Le film nous laisse sur l'impression d'une fable
généreuse, presque utopique...
C'est peut-être parce que j'ai voulu parler de
départ, de déracinement mais aussi du bonheur
de pouvoir enfin poser ses bagages. Evidemment,
Mouna comme beaucoup de Palestiniens gardent le
sentiment viscéral qu'ils ne seront jamais chez eux,
quel que soit le pays où ils habitent. En partant, vous
ne faites que troquer des problèmes pour d'autres,
sans jamais guérir la blessure profonde. Mais je ne
voulais pas imprimer au film et à son dénouement
une note déprimante. Je préférais montrer qu'il
nous appartient de choisir notre point d'ancrage. Et
ce point d'ancrage, ce « chez soi », c'est la famille,
qu'elle soit à vos côtés ou à l'autre bout du fil.
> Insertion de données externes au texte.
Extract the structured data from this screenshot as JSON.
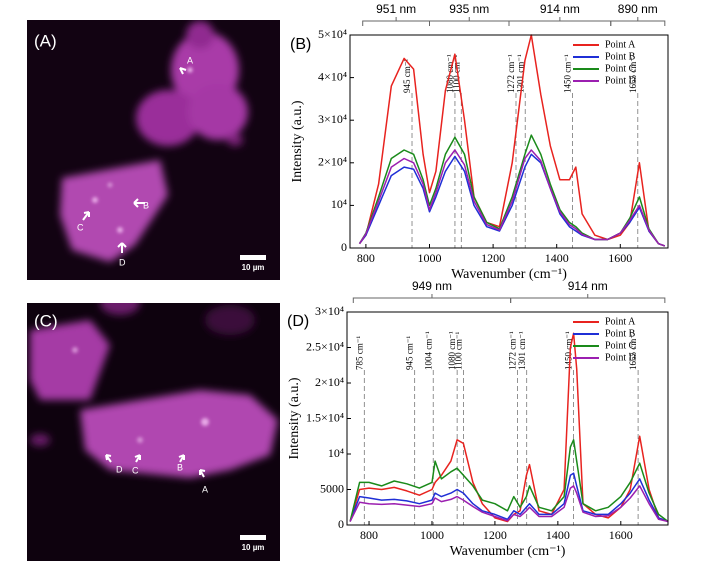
{
  "images": [
    {
      "panel": "(A)",
      "points": [
        "A",
        "B",
        "C",
        "D"
      ],
      "scale_bar": "10 µm"
    },
    {
      "panel": "(C)",
      "points": [
        "D",
        "C",
        "B",
        "A"
      ],
      "scale_bar": "10 µm"
    }
  ],
  "chart_data": [
    {
      "type": "line",
      "panel": "(B)",
      "ylabel": "Intensity (a.u.)",
      "xlabel": "Wavenumber (cm⁻¹)",
      "xlim": [
        750,
        1750
      ],
      "xticks": [
        800,
        1000,
        1200,
        1400,
        1600
      ],
      "ylim": [
        0,
        50000
      ],
      "yticks": [
        0,
        {
          "value": 10000,
          "label": "10⁴"
        },
        {
          "value": 20000,
          "label": "2×10⁴"
        },
        {
          "value": 30000,
          "label": "3×10⁴"
        },
        {
          "value": 40000,
          "label": "4×10⁴"
        },
        {
          "value": 50000,
          "label": "5×10⁴"
        }
      ],
      "legend": "upper right",
      "brackets": [
        {
          "label": "951 nm",
          "range": [
            790,
            1000
          ]
        },
        {
          "label": "935 nm",
          "range": [
            1000,
            1250
          ]
        },
        {
          "label": "914 nm",
          "range": [
            1250,
            1570
          ]
        },
        {
          "label": "890 nm",
          "range": [
            1570,
            1740
          ]
        }
      ],
      "annotations": [
        {
          "x": 945,
          "label": "945 cm⁻¹"
        },
        {
          "x": 1080,
          "label": "1080 cm⁻¹"
        },
        {
          "x": 1100,
          "label": "1100 cm⁻¹"
        },
        {
          "x": 1272,
          "label": "1272 cm⁻¹"
        },
        {
          "x": 1301,
          "label": "1301 cm⁻¹"
        },
        {
          "x": 1450,
          "label": "1450 cm⁻¹"
        },
        {
          "x": 1655,
          "label": "1655 cm⁻¹"
        }
      ],
      "x": [
        780,
        800,
        840,
        880,
        920,
        950,
        980,
        1000,
        1020,
        1050,
        1080,
        1110,
        1140,
        1180,
        1220,
        1260,
        1300,
        1320,
        1350,
        1380,
        1410,
        1440,
        1460,
        1480,
        1520,
        1560,
        1600,
        1630,
        1660,
        1690,
        1720,
        1740
      ],
      "series": [
        {
          "name": "Point A",
          "color": "#e8231f",
          "values": [
            1000,
            3000,
            15000,
            38000,
            44500,
            42000,
            22000,
            13000,
            18000,
            37000,
            45500,
            30000,
            12000,
            6000,
            5000,
            20000,
            44000,
            50000,
            36000,
            24000,
            16000,
            16000,
            19000,
            8000,
            3000,
            2000,
            3000,
            6000,
            20000,
            4000,
            1000,
            500
          ]
        },
        {
          "name": "Point B",
          "color": "#1f2fd6",
          "values": [
            1000,
            3000,
            10000,
            17000,
            19000,
            18500,
            14000,
            8500,
            12000,
            18000,
            21500,
            18000,
            10000,
            5000,
            4000,
            10000,
            19000,
            22000,
            20000,
            14000,
            8000,
            5000,
            4000,
            3000,
            2000,
            2000,
            3500,
            6000,
            9500,
            4000,
            1000,
            500
          ]
        },
        {
          "name": "Point C",
          "color": "#1a8a1a",
          "values": [
            1000,
            3500,
            12000,
            21000,
            23000,
            22000,
            16000,
            10000,
            14000,
            22000,
            26000,
            22000,
            12000,
            6000,
            4500,
            12000,
            22000,
            26500,
            22000,
            15000,
            9000,
            6000,
            5000,
            3500,
            2000,
            2000,
            3500,
            7000,
            12000,
            4500,
            1000,
            500
          ]
        },
        {
          "name": "Point D",
          "color": "#9b1fb0",
          "values": [
            1000,
            3300,
            11000,
            19000,
            21000,
            20000,
            15000,
            9000,
            13000,
            20000,
            23000,
            19500,
            11000,
            5500,
            4200,
            11000,
            21000,
            23000,
            20500,
            14000,
            8500,
            5500,
            4500,
            3200,
            2000,
            2000,
            3500,
            6500,
            10000,
            4200,
            1000,
            500
          ]
        }
      ]
    },
    {
      "type": "line",
      "panel": "(D)",
      "ylabel": "Intensity (a.u.)",
      "xlabel": "Wavenumber (cm⁻¹)",
      "xlim": [
        730,
        1750
      ],
      "xticks": [
        800,
        1000,
        1200,
        1400,
        1600
      ],
      "ylim": [
        0,
        30000
      ],
      "yticks": [
        0,
        5000,
        {
          "value": 10000,
          "label": "10⁴"
        },
        {
          "value": 15000,
          "label": "1.5×10⁴"
        },
        {
          "value": 20000,
          "label": "2×10⁴"
        },
        {
          "value": 25000,
          "label": "2.5×10⁴"
        },
        {
          "value": 30000,
          "label": "3×10⁴"
        }
      ],
      "legend": "upper right",
      "brackets": [
        {
          "label": "949 nm",
          "range": [
            750,
            1250
          ]
        },
        {
          "label": "914 nm",
          "range": [
            1250,
            1740
          ]
        }
      ],
      "annotations": [
        {
          "x": 785,
          "label": "785 cm⁻¹"
        },
        {
          "x": 945,
          "label": "945 cm⁻¹"
        },
        {
          "x": 1004,
          "label": "1004 cm⁻¹"
        },
        {
          "x": 1080,
          "label": "1080 cm⁻¹"
        },
        {
          "x": 1100,
          "label": "1100 cm⁻¹"
        },
        {
          "x": 1272,
          "label": "1272 cm⁻¹"
        },
        {
          "x": 1301,
          "label": "1301 cm⁻¹"
        },
        {
          "x": 1450,
          "label": "1450 cm⁻¹"
        },
        {
          "x": 1655,
          "label": "1655 cm⁻¹"
        }
      ],
      "x": [
        740,
        770,
        800,
        840,
        880,
        920,
        960,
        1000,
        1010,
        1030,
        1060,
        1080,
        1100,
        1130,
        1160,
        1200,
        1240,
        1260,
        1280,
        1300,
        1310,
        1340,
        1380,
        1420,
        1440,
        1450,
        1460,
        1480,
        1520,
        1560,
        1600,
        1630,
        1660,
        1690,
        1720,
        1750
      ],
      "series": [
        {
          "name": "Point A",
          "color": "#e8231f",
          "values": [
            500,
            5000,
            5200,
            5000,
            5300,
            4800,
            4200,
            5000,
            6000,
            7000,
            9000,
            12000,
            11500,
            6000,
            3000,
            1000,
            500,
            1500,
            2000,
            7000,
            8500,
            2000,
            1500,
            5000,
            25000,
            27000,
            22000,
            3000,
            1500,
            1000,
            2500,
            5000,
            12500,
            5000,
            1000,
            500
          ]
        },
        {
          "name": "Point B",
          "color": "#1f2fd6",
          "values": [
            500,
            4000,
            3800,
            3500,
            3600,
            3400,
            3000,
            3500,
            4500,
            4000,
            4500,
            5000,
            4500,
            3000,
            2000,
            1500,
            800,
            2000,
            1500,
            2500,
            3000,
            1500,
            1500,
            3000,
            7000,
            7300,
            5500,
            2000,
            1500,
            1500,
            3000,
            4500,
            6500,
            3500,
            1000,
            500
          ]
        },
        {
          "name": "Point C",
          "color": "#1a8a1a",
          "values": [
            500,
            6000,
            6000,
            5500,
            6200,
            5800,
            5200,
            6000,
            9000,
            6500,
            7500,
            8000,
            7000,
            5500,
            3500,
            3000,
            2000,
            4000,
            2500,
            4000,
            5500,
            2500,
            2000,
            4000,
            11000,
            12000,
            9000,
            3000,
            2000,
            2500,
            4000,
            6000,
            8700,
            4500,
            1500,
            500
          ]
        },
        {
          "name": "Point D",
          "color": "#9b1fb0",
          "values": [
            500,
            3200,
            3000,
            2900,
            3000,
            2800,
            2600,
            3000,
            3800,
            3300,
            3600,
            4000,
            3500,
            2600,
            1800,
            1200,
            600,
            1500,
            1200,
            2000,
            2500,
            1200,
            1200,
            2500,
            5200,
            5500,
            4500,
            1800,
            1200,
            1300,
            2500,
            3800,
            5500,
            3000,
            800,
            500
          ]
        }
      ]
    }
  ]
}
A travers son périple géographique et psychologique,
Mouna triomphe de l'adversité pour que son fils ait
le sentiment d'avoir trouvé un foyer, un lieu où «
s'installer » au sens fort du terme. Et ce « chez soi
» doit pouvoir être là où l'on veut qu'il soit, surtout
lorsque l'on est Palestinien.
Est-ce qu'à travers ce film vous espérez infléchir
le regard des gens sur l'identité arabe ?
C'est tout ce que je souhaite. La plupart des films
proposés aux Américains ayant pour cadre le
Moyen-Orient sont des thrillers politiques, ce qui
exclut pour moi tout lien affectif entre le public et
les personnages. J'ai voulu avec Amerrika recréer
ce lien, que le public ait le sentiment de mieux nous
connaître et n'ait qu'une envie en sortant : fêter la
culture qui nous unit.
J'espère que les spectateurs repartiront des salles
en oubliant les stéréotypes et en voyant le Moyen-
Orient non plus comme une entité, mais comme la
somme d'individualités aussi diverses que variées.